Guiding in the forest
“So the guiding that we’ve done with the organization I work with, the built space is very important, so the buildings we work in are very important, but the outside space is just as important. So we are very fortunate in each of the centers to have a garden space.
“And we’ve used that for some of our meditation mindfulness work. And I’ve included some of the forest bathing work within that.
“But what I spoke about within the presentation I gave was about virtual forest bathing, or proxy forest bathing. This is a conversation I had with a really special individual. He had an experience where his energy levels were very difficult, but he was a mountain man and it was how he still accessed the mountains whilst being in his bed.
“So what I’ve done with a number of oncology patients is when they’ve been very restricted to a wheelchair or to their bed, how they still access that space that they can reminisce about that space that they can really feel that was enlivening and uplifting and rewarding for them and how they take that journey back.
“What the scents were, what the sounds were, what the feel was and how they immerse themselves back in that space of nature. And it’s been really beautiful to watch. I’ve done it on a very small level so far, but my keenness is to think about how this might grow because it gives people the capacity to step out of their physical restrictions and some of the emotional restrictions that a cancer diagnosis might bring ».

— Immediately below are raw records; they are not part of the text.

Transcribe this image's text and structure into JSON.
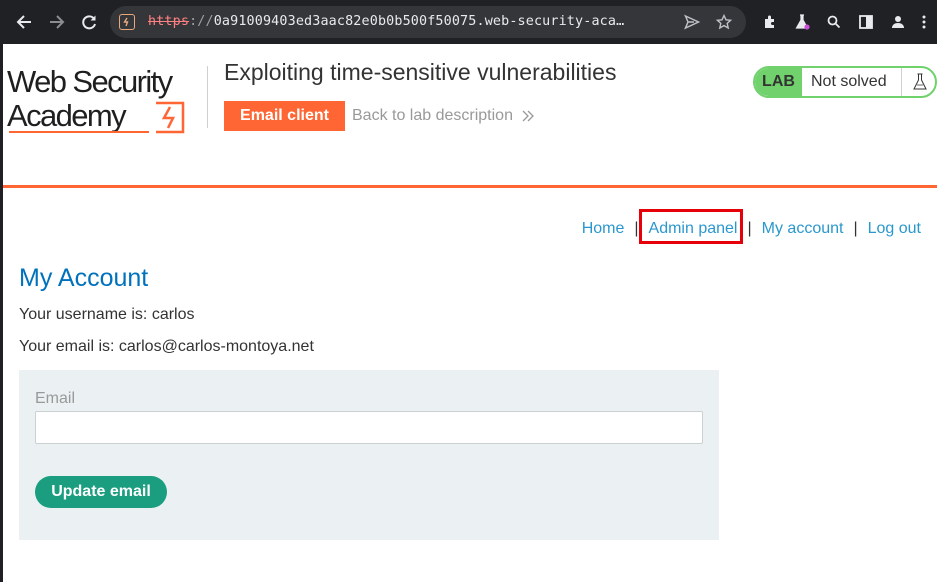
{
  "browser": {
    "url_scheme": "https",
    "url_separator": "://",
    "url_rest": "0a91009403ed3aac82e0b0b500f50075.web-security-aca…",
    "icons": [
      "back-arrow-icon",
      "forward-arrow-icon",
      "reload-icon",
      "site-icon",
      "send-icon",
      "bookmark-star-icon",
      "extensions-icon",
      "lab-flask-icon",
      "search-icon",
      "side-panel-icon",
      "profile-icon",
      "menu-icon"
    ]
  },
  "header": {
    "logo_line1": "Web Security",
    "logo_line2": "Academy",
    "lab_title": "Exploiting time-sensitive vulnerabilities",
    "email_client_label": "Email client",
    "back_link_label": "Back to lab description",
    "lab_tag": "LAB",
    "lab_state": "Not solved"
  },
  "nav": {
    "items": [
      {
        "label": "Home"
      },
      {
        "label": "Admin panel"
      },
      {
        "label": "My account"
      },
      {
        "label": "Log out"
      }
    ],
    "separator": "|"
  },
  "account": {
    "heading": "My Account",
    "username_line": "Your username is: carlos",
    "email_line": "Your email is: carlos@carlos-montoya.net",
    "form": {
      "email_label": "Email",
      "email_value": "",
      "submit_label": "Update email"
    }
  },
  "colors": {
    "accent": "#ff6633",
    "link": "#2a98ce",
    "heading": "#0071bc",
    "lab_green": "#70d16d",
    "button_green": "#1a9e7f",
    "highlight": "#e5000a"
  }
}
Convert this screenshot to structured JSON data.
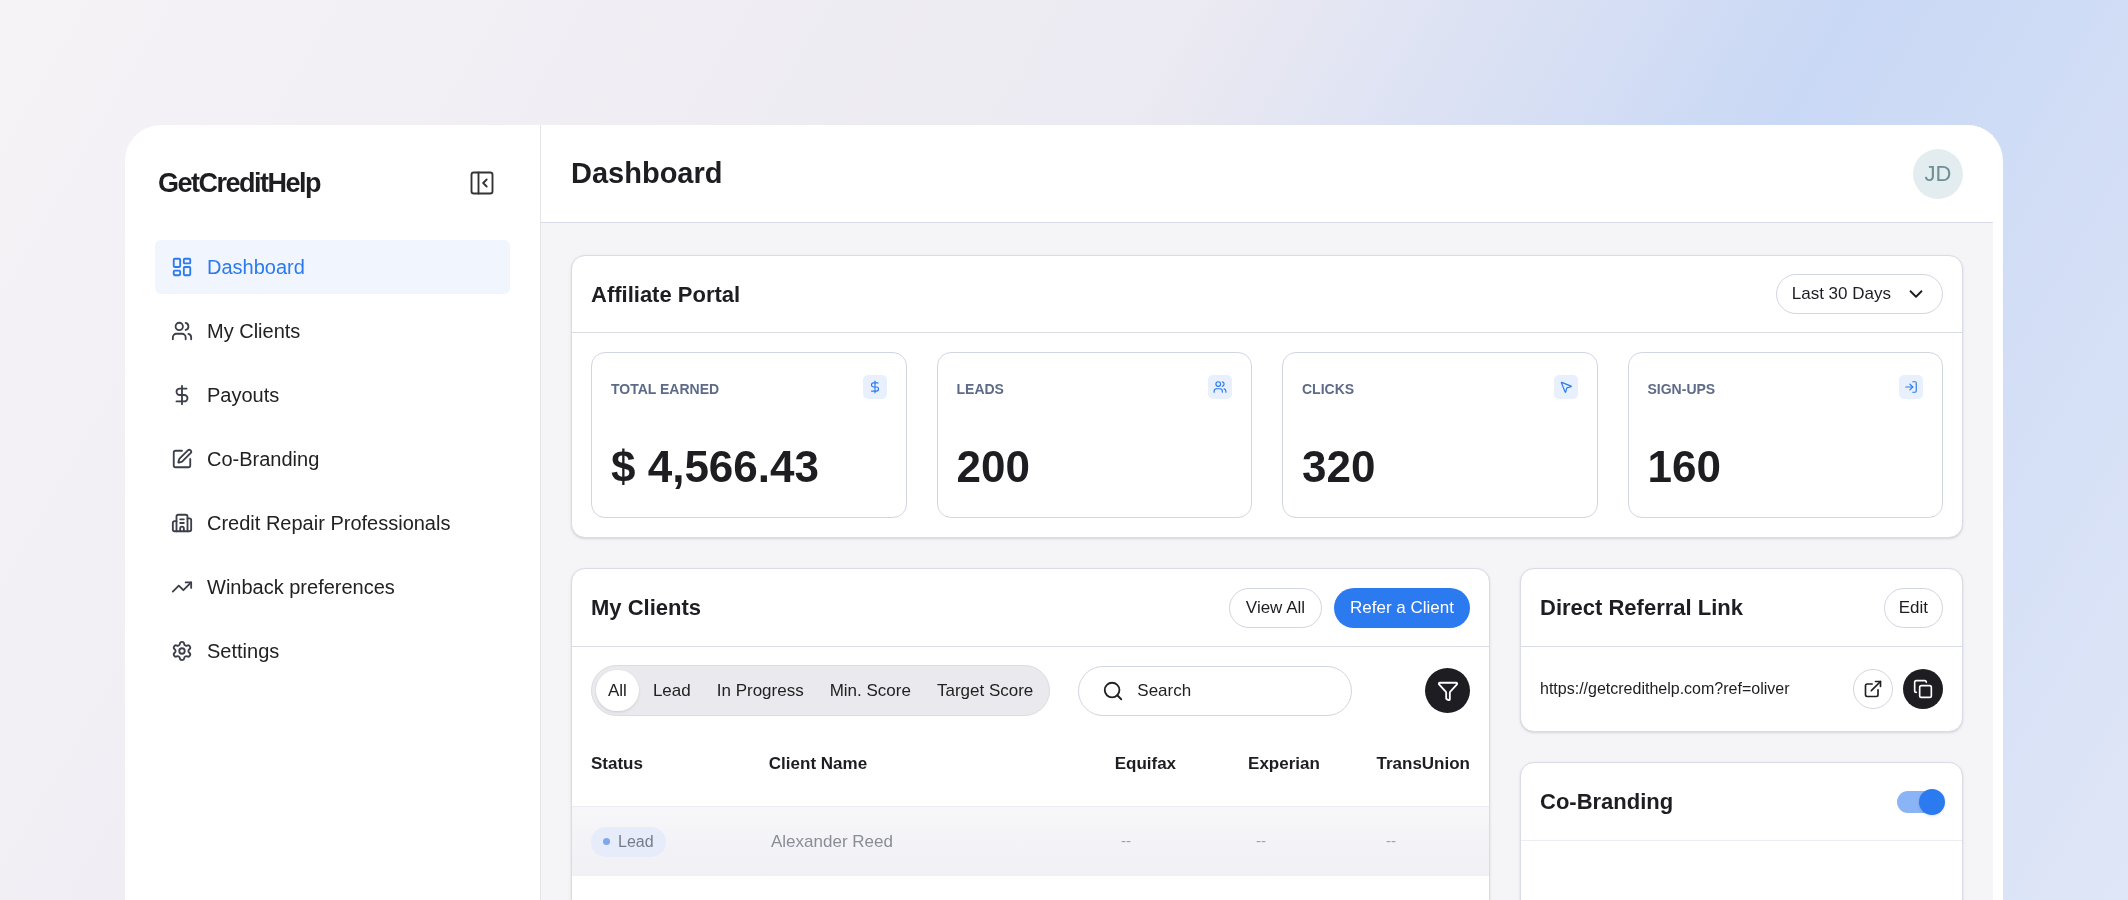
{
  "sidebar": {
    "logo": "GetCreditHelp",
    "items": [
      {
        "label": "Dashboard",
        "selected": true
      },
      {
        "label": "My Clients",
        "selected": false
      },
      {
        "label": "Payouts",
        "selected": false
      },
      {
        "label": "Co-Branding",
        "selected": false
      },
      {
        "label": "Credit Repair Professionals",
        "selected": false
      },
      {
        "label": "Winback preferences",
        "selected": false
      },
      {
        "label": "Settings",
        "selected": false
      }
    ]
  },
  "header": {
    "title": "Dashboard",
    "avatar": "JD"
  },
  "affiliate_portal": {
    "title": "Affiliate Portal",
    "range": "Last 30 Days",
    "stats": [
      {
        "label": "TOTAL EARNED",
        "value": "$ 4,566.43"
      },
      {
        "label": "LEADS",
        "value": "200"
      },
      {
        "label": "CLICKS",
        "value": "320"
      },
      {
        "label": "SIGN-UPS",
        "value": "160"
      }
    ]
  },
  "my_clients": {
    "title": "My Clients",
    "view_all": "View All",
    "refer": "Refer a Client",
    "filters": [
      {
        "label": "All",
        "selected": true
      },
      {
        "label": "Lead",
        "selected": false
      },
      {
        "label": "In Progress",
        "selected": false
      },
      {
        "label": "Min. Score",
        "selected": false
      },
      {
        "label": "Target Score",
        "selected": false
      }
    ],
    "search": {
      "placeholder": "Search"
    },
    "columns": [
      "Status",
      "Client Name",
      "Equifax",
      "Experian",
      "TransUnion"
    ],
    "rows": [
      {
        "status": "Lead",
        "name": "Alexander Reed",
        "equifax": "--",
        "experian": "--",
        "transunion": "--"
      }
    ]
  },
  "referral": {
    "title": "Direct Referral Link",
    "edit": "Edit",
    "url": "https://getcredithelp.com?ref=oliver"
  },
  "co_branding": {
    "title": "Co-Branding",
    "on": true
  }
}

“I think for the future, I’m hugely impressed by what I heard from Alex and what the FTHub’s desire is to bring as much awareness around outside space and the benefits to be gained from it. We should find more ways for communities to come together around their shared passion.
“And also, like I experienced, helping people to quiet in their minds to then to become more focused on what is really essentially important to us as human beings.
“The world makes us too busy. They distract us from the core components of what life is all about. And these natural approaches to life are the things that are the essence of being a human. And they’re also the essence of what helps us to connect with each other in our shared experience of it.
“In my experience of life, when we get to the simplest of things, it’s where we feel happiest. When we get to the simplest of things that help us to connect with one another in a very shared way, it lets us be happy. And that simple approach is really what I think I want to get more of personally and professionally.
“But the simplicity doesn’t mean it’s not complex. The simplicity doesn’t mean it’s not deep. The simplicity doesn’t mean it’s not existentially rich. It’s just trying to tune down from what we’ve created around ourselves”.